Order of Operations

Arithmetic

The order of operations is the standard set of rules that determines the sequence in which calculations are performed in a mathematical expression.

Formula

\text{PEMDAS: Parentheses, Exponents, Multiply/Divide (left to right), Add/Subtract (left to right)}

Definition

The order of operations is a set of rules that tells you which math operation to do first when an expression has more than one operation. A common memory aid is PEMDAS: Parentheses, Exponents, Multiplication, Division, Addition, Subtraction.

Example

$2 + 3 \times 4 = 2 + 12 = 14$ (multiply first). NOT $(2+3) \times 4 = 20$ unless parentheses are written. Always do multiplication before addition.

Key Insight

"Please Excuse My Dear Aunt Sally" helps you remember PEMDAS. The rules exist so that everyone gets the same answer from the same expression.

Definition

The order of operations: (1) Parentheses and grouping symbols, (2) Exponents and roots, (3) Multiplication and Division from left to right (same priority), (4) Addition and Subtraction from left to right (same priority).
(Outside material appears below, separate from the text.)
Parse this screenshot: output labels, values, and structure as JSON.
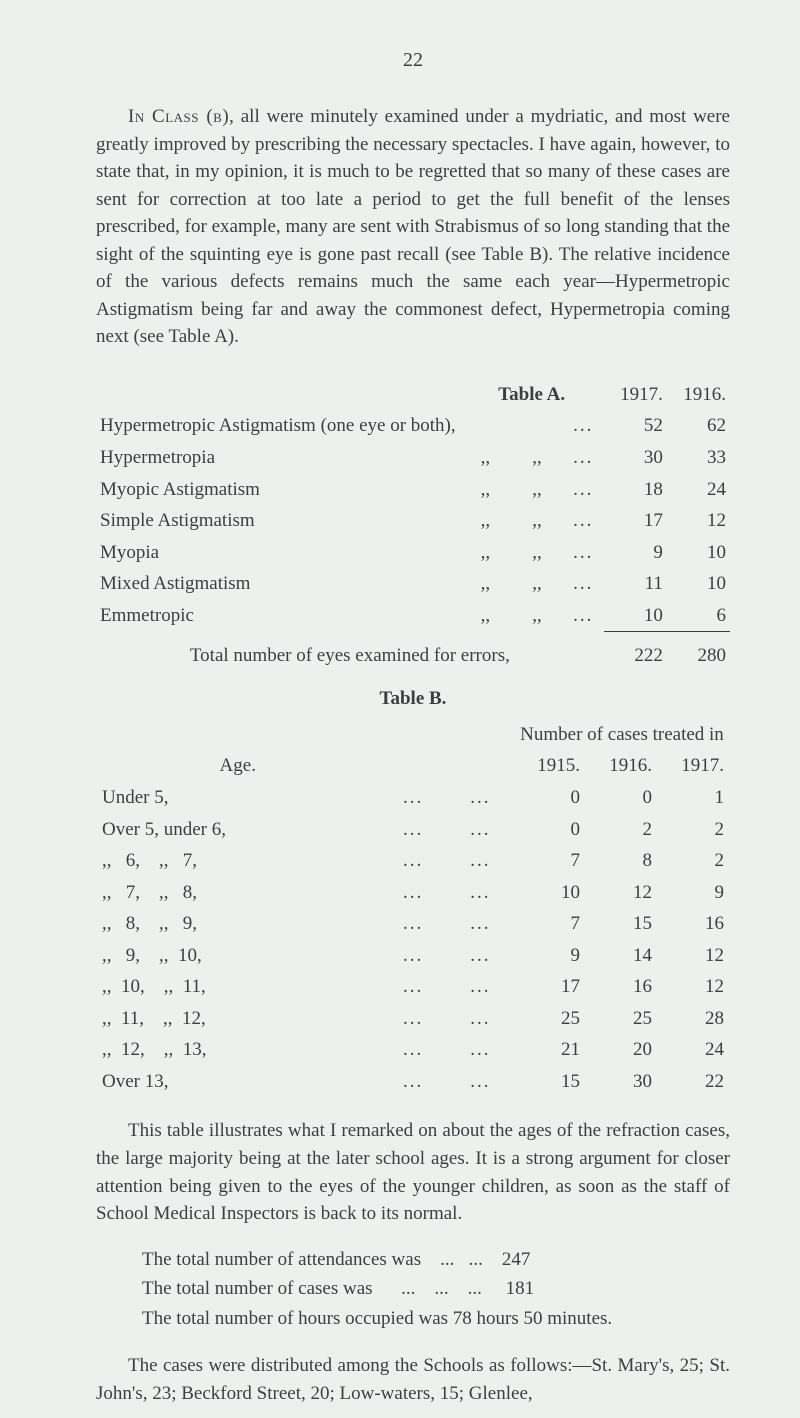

Operations at the same priority level are resolved left to right.

Example

$3 + 6^2 / (2 \times 3) - 1 = 3 + 36 / 6 - 1 = 3 + 6 - 1 = 8$. Steps: (1) parentheses: $2\times3=6$, (2) exponent: $6^2=36$, (3) division: $36/6=6$, (4) left-to-right addition/subtraction.

Key Insight

Multiplication and division are at the same level: $12 / 4 \times 3 = 3 \times 3 = 9$ (left to right), NOT $12 / 12 = 1$. This left-to-right rule resolves the ambiguity.

Definition

Order of operations is a syntactic convention for parsing mathematical expressions unambiguously. In formal grammars, it is encoded in operator precedence and associativity rules. Formal languages for mathematics (e.g., Reverse Polish Notation) eliminate the need for precedence rules by making the parse tree explicit.

Example

The expression $2^{3^2}$ is ambiguous without associativity: right-associative (standard) gives $2^{(3^2)} = 2^9 = 512$; left-associative gives $(2^3)^2 = 8^2 = 64$. Mathematics and most programming languages use right-associativity for exponentiation.

Key Insight

Operator precedence is a design decision, not a mathematical law. Different programming languages make different choices (e.g., APL evaluates right to left with no precedence). The PEMDAS convention is standard in mathematics education but is ultimately a convention for disambiguation.